Example: Write a function that creates an empty list, then appends another value to the list in a loop by concatenating to it with the + operator n times. Benchmark the function using utils.run_benchmarks() with different levels to see how this function scales with n. Use sns.lineplot() to visualize the benchmark.

Initialize a New List: data = []
Append a new value: data = data + [value]

def concatenate_lists_n_times(n):
    data = []
    for i in range(n):
        data = data + [i]
    return data

levels = [5, 70, 150, 250, 400, 600]  # or np.geomspace(5, 900, 7).astype(int) for well-spaced levels
df = utils.run_benchmarks(levels, concatenate_lists_n_times, )
sns.lineplot(data=df, x='level', y='time', hue='method', estimator='min', linestyle='dotted', marker='o');

100%|██████████| 42/42 [00:01<00:00, 30.80it/s]

Exercise: Write a function that creates an empty list, then appends another value to the list in a loop by using the list’s append() method n times. Benchmark the function using utils.run_benchmarks() with different levels to see how this function scales with n. Use sns.lineplot() to visualize the benchmark.

Initialize a New List: data = []
Append a new value: data.append()

Solution

def append_lists_n_times(n):
    data = []
    for i in range(n):
        data.append(i)
    return data

levels = [5, 70, 150, 250, 400, 600]  # or np.geomspace(5, 900, 7).astype(int) for well-spaced levels
df = utils.run_benchmarks(levels, append_lists_n_times)
sns.lineplot(data=df, x='level', y='time', hue='method', estimator='min', linestyle='dotted', marker='o');

100%|██████████| 63/63 [00:00<00:00, 102.53it/s]

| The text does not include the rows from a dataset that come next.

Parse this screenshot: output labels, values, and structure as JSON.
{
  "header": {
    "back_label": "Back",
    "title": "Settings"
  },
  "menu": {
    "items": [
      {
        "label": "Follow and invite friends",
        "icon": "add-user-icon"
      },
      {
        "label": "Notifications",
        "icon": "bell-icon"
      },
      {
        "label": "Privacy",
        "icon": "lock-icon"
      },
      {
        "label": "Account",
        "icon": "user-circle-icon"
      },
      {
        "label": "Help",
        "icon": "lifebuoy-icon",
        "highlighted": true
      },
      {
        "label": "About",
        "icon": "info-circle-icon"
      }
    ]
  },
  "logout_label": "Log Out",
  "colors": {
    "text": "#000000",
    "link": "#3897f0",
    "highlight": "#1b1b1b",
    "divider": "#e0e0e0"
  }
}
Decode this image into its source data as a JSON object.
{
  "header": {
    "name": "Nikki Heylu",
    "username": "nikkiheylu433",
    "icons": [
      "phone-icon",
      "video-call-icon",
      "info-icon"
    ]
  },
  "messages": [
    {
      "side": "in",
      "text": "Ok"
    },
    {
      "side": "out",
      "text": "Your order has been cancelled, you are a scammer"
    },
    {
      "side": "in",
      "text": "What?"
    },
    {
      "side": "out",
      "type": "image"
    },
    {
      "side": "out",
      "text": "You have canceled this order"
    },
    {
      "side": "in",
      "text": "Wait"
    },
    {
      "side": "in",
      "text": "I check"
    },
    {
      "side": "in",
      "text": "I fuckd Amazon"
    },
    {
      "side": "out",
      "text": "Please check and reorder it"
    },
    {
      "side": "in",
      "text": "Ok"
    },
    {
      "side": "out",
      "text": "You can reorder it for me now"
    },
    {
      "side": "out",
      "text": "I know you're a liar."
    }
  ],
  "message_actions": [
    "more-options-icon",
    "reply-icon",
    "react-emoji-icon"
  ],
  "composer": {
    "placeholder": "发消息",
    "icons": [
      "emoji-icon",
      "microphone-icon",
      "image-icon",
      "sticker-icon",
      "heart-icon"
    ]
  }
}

Exercise: Write a function that creates an empty Numpy array, then appends another value to the array in a loop by using the Numpy’s append() function n times. Benchmark the function using utils.run_benchmarks() with different levels to see how this function scales with n. Use sns.lineplot() to visualize the benchmark.

Initialize a New Numpy Array: data = np.array([])
Append a new value: data = np.append(data, [value])

Solution

def append_arrays_n_times(n):
    data = np.array([])
    for i in range(n):
        data = np.append(data, [i])
    return data

levels = [5, 70, 150, 250, 400, 600]  # or np.geomspace(5, 900, 7).astype(int) for well-spaced levels
df = utils.run_benchmarks(levels, append_arrays_n_times)
sns.lineplot(data=df, x='level', y='time', hue='method', estimator='min', linestyle='dotted', marker='o');

100%|██████████| 35/35 [00:04<00:00,  8.15it/s]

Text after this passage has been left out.